As shown in this illustration, the configuration drift detection agent provides a high-level summary of affected devices alongside granular, actionable remediation patches. These patches use standard diff notation to highlight exactly which lines should be added or removed and to allow for rapid restoration of the intended network state.

Figure 13. Configuration drift detection agent analysis

Toxic factor identification

Toxic factor identification uses machine learning to isolate specific variables, such as software versions, hardware types, or specific interfaces, that are disproportionately associated with network failures. The system compares telemetry data to past events to find toxic elements. Although these elements may appear normal by themselves, they are statistically linked to instability.

The AI assistant categorizes these factors by their Toxicity and Relative toxicity.
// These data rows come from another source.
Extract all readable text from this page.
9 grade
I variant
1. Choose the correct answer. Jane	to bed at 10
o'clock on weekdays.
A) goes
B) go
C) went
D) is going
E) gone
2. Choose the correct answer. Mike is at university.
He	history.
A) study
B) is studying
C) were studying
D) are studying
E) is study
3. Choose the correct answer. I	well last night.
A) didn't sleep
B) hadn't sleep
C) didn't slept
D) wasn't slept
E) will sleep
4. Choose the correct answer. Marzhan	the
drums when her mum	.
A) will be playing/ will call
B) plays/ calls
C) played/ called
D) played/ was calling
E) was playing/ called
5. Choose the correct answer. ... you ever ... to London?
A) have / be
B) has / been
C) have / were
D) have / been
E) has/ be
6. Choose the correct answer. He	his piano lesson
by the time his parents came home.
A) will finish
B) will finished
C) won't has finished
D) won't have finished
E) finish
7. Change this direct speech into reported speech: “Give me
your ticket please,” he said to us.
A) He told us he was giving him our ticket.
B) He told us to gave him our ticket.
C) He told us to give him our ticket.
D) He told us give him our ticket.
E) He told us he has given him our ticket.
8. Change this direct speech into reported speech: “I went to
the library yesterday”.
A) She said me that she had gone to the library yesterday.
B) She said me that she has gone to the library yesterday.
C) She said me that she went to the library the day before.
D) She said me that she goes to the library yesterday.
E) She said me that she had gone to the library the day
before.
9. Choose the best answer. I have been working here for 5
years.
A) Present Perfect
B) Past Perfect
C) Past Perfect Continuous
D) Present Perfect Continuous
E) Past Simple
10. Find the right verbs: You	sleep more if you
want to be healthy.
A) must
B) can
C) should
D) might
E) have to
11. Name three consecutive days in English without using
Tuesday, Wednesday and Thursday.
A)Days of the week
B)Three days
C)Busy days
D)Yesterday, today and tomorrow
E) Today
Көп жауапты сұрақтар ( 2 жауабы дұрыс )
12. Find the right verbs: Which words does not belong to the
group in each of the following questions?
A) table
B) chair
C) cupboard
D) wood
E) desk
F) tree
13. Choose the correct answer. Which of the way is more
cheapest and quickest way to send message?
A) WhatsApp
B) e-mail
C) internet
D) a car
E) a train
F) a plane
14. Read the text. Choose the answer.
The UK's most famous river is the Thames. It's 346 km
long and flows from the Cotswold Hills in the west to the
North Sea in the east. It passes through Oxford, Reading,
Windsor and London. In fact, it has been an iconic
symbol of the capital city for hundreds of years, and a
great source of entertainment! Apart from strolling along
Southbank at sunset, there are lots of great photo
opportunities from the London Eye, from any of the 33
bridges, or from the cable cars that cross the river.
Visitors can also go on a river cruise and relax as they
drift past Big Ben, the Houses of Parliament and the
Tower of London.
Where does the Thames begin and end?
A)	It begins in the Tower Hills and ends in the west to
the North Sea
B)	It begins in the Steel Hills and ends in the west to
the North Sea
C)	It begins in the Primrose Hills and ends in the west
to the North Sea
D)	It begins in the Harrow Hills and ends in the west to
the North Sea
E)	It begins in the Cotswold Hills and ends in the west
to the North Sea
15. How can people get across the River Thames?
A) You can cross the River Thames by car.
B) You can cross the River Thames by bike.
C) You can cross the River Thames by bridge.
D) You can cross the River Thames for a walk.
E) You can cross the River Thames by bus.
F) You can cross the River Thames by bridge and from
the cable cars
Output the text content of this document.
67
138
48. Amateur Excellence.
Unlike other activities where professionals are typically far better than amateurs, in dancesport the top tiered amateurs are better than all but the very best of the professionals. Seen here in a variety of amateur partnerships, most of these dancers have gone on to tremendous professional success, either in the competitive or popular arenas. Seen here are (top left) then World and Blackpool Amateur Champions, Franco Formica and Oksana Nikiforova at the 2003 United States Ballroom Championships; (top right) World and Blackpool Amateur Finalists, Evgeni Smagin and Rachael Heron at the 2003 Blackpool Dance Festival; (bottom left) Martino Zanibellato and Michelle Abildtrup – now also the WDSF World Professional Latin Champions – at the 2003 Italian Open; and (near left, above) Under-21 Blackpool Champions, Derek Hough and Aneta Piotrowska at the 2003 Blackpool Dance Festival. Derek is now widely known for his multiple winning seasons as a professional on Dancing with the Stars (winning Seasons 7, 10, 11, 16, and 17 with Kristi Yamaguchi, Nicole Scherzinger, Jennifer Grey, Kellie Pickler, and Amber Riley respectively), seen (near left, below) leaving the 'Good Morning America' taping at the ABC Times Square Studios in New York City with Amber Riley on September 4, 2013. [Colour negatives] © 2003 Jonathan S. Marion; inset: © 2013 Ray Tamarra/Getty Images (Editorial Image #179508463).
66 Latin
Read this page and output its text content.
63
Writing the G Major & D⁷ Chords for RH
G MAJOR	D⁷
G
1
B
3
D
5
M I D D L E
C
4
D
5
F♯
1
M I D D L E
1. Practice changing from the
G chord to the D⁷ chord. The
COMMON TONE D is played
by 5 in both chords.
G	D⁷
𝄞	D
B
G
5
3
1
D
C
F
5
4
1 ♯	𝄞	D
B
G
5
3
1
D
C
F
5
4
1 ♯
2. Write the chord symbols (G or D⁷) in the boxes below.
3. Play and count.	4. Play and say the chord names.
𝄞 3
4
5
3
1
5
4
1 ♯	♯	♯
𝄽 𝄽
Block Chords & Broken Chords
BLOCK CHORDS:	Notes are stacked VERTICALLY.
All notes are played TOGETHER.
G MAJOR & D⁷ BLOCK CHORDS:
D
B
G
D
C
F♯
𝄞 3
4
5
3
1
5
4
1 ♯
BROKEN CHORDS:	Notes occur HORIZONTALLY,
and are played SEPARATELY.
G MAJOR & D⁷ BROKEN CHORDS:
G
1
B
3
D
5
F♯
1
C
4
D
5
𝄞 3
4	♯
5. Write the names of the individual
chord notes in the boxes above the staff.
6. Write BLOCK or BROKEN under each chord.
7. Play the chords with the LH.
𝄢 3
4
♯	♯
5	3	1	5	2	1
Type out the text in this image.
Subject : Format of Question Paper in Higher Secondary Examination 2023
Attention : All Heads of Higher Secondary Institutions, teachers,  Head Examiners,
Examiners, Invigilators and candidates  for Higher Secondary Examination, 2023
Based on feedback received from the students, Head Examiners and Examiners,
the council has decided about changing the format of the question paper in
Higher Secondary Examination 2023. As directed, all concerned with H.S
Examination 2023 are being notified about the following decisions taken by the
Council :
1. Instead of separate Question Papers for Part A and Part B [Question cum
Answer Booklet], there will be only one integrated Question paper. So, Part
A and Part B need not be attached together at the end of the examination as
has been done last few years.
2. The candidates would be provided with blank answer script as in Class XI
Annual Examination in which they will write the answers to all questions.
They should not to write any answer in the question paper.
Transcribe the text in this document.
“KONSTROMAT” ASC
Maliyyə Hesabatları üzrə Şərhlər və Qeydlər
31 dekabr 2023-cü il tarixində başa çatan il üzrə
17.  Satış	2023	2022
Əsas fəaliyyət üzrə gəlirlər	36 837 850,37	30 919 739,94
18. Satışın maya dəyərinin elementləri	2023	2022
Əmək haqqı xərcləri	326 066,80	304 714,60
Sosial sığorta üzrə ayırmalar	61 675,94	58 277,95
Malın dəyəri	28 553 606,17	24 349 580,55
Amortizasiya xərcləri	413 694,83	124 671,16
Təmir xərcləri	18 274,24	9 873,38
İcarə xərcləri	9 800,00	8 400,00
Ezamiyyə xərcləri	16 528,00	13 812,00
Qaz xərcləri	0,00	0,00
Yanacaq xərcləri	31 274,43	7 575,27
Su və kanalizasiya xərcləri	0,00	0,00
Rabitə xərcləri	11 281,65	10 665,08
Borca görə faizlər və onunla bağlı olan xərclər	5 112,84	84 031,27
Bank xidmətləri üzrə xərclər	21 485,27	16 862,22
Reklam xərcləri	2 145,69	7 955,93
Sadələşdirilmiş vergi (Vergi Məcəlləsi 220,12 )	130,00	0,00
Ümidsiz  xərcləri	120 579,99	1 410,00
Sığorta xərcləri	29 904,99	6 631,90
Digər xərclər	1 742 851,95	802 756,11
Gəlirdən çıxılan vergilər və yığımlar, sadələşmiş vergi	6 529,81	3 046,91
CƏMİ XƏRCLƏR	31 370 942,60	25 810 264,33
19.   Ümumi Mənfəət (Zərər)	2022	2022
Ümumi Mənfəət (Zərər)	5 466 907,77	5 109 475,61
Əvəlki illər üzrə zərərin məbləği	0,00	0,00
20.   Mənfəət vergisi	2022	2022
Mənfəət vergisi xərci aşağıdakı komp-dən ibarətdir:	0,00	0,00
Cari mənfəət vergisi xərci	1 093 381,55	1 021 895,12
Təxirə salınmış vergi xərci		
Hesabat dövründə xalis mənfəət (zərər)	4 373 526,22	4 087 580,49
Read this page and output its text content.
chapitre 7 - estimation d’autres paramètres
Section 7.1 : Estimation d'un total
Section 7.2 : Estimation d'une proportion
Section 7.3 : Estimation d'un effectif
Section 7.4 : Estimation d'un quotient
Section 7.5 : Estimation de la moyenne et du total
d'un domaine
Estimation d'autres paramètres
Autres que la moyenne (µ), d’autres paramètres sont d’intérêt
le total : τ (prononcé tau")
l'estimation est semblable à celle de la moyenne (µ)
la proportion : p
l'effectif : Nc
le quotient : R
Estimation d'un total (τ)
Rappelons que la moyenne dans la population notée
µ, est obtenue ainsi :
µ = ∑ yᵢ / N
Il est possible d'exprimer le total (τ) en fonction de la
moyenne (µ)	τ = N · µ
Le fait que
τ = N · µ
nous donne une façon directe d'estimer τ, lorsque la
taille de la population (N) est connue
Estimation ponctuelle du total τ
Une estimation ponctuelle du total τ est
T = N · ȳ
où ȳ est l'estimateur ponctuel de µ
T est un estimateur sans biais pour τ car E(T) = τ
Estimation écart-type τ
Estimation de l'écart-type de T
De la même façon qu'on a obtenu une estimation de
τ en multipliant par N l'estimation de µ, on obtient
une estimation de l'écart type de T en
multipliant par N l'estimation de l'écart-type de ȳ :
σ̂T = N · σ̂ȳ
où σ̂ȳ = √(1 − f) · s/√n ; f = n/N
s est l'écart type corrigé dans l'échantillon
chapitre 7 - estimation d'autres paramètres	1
This allows operations teams to address the conditions or configurations that create the highest network risk, not just symptoms.

Figure 14. Toxic factor identification results
Table 3. Toxic factor metric definitions and severity classifications

Metric

Severity level

Definition or Condition

Relative toxicity

N/A

Captures how much a factor is present in the events of interest as compared to its footprint in the inventory

Toxicity

Low

Factors with low frequency and low relative toxicity

Moderate

Factors with high frequency and low relative toxicity, or factors with low frequency and high relative toxicity

Major

Factors with high frequency and high relative toxicity

Note

You can set toxicity thresholds in the toxic factor detection agent settings.
Software version toxicity analysis

In the illustration, the software version 25.4.1-iso is identified as a Major toxic factor.

Relative toxicity measures how much a factor appears in key events compared to how often it is found in your inventory. Here, the software version is installed on just 15.6% of the network, but it is linked to all recorded failures (100%).

This disproportionate representation results in a relative toxicity score of 7.92. Because the factor occurs in all events and has high relative toxicity, the AI assistant marks it Major toxicity. This identifies the software version as a main cause of network instability.